Hdf5 (1.8.18?) from bilder causing crashes in puffin on ubuntu 16.04
Using the Bilder built hdf5 and fftw3 libs, when building on Ubuntu 16.04 with the repo compilers, the hdf5 writing routines crash when running Puffin. This is the same as a previous issue, which was assumed fixed. - it still appears to be a problem.
The workaround just now is to build with the Ubuntu repo libs.
Is this on all files or is there a specific test input file, number of ranks and machine where we can reproduce this problem? This sounds like mixing of libs - did you use also system openmpi or bilder openmpi? Trying to pin this down, as I've not seen the crash.

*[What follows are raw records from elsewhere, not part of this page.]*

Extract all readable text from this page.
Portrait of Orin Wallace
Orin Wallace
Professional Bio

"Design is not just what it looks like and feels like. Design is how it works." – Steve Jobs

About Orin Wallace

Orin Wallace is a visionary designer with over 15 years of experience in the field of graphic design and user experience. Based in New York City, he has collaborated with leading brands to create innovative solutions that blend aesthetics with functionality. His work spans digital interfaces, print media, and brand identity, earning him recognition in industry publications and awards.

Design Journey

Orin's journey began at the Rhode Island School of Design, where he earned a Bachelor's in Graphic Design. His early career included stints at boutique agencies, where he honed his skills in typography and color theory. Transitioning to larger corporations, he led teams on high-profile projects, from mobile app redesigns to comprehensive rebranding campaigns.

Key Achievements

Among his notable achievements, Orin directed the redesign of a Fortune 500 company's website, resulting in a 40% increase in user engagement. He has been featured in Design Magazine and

This is using system Openmpi with gnu fortran. Using Bilder supplied HDF5 (v 1.8.13, but the same behaviour has now been confirmed on all Bilderized versions from 1.8.12 to 1.8.18) and CMake (v 3.4.1). Ubuntu 16.04. Bilder uses the system OpenMPI and fortran libs to build everything. Everything builds, but when running, we get the below output.
step size is --- 4.1887903213500980E-003
******************************
WARNING - field mesh may not be large enough in z2 - fixing....
Field mesh length in z2 now = 13.005309677124023
******************************
number of nodes in z2 --- 1657
240 Step(s) and z-bar 1.0053
There are no dispersive sections
TRANS AREA = 6.2831854820251465
FIXING CHARGE
Q = 7.2413410011642439E-009
SHOT-NOISE TURNED ON
-----------------------------------------
Total number of macroparticles = 800
Avg num of real electrons per macroparticle Nk = 8991697.7115548234
Total number of real electrons modelled = 7193358169.2438583
287
[sebastion:2513] *** An error occurred in MPI_Comm_dup
[sebastion:2513] *** reported by process [2800222209,0]
[sebastion:2513] *** on communicator MPI_COMM_WORLD
[sebastion:2513] *** MPI_ERR_COMM: invalid communicator
[sebastion:2513] *** MPI_ERRORS_ARE_FATAL (processes in this communicator will now abort,
[sebastion:2513] *** and potentially your MPI job)
[sebastion:02507] 1 more process has sent help message help-mpi-errors.txt / mpi_errors_are_fatal
[sebastion:02507] Set MCA parameter "orte_base_help_aggregate" to 0 to see all help / error messages
A bit of fishing around with print statements shows that the MPI error is coming from the calls to h5pset_fapl_mpio_f - i.e.
CALL h5pset_fapl_mpio_f(plist_id, tProcInfo_G%comm, mpiinfo, error)
which is on multiple lines on hdf5PuffColl.f90.
This is for any example Puffin input deck (using hdf5 output, which is now default).
Ubuntu supplied hdf5 seems to work fine.
So I think the other workaround has to be to use bilder to build mpich or openmpi, rather than using ubuntu's system MPI. Would also be interesting to know if this manifests itself also on fedora. If it happens with bilders mpich, then we need to check no nasty bugs have got into the hdf mpi environment setup, which is going on at this stage. (pset = property setting). There is a slim possibility what I've done is only appropriate for a parallel filesystem, but I don't think that's the case. The "independent files" option was there to take care of that case.
... all this of course is speculative, and we should do some testing to be sure. I used bilder's mpich as part of a puffin build (though with an older branch), and did not experience such problems.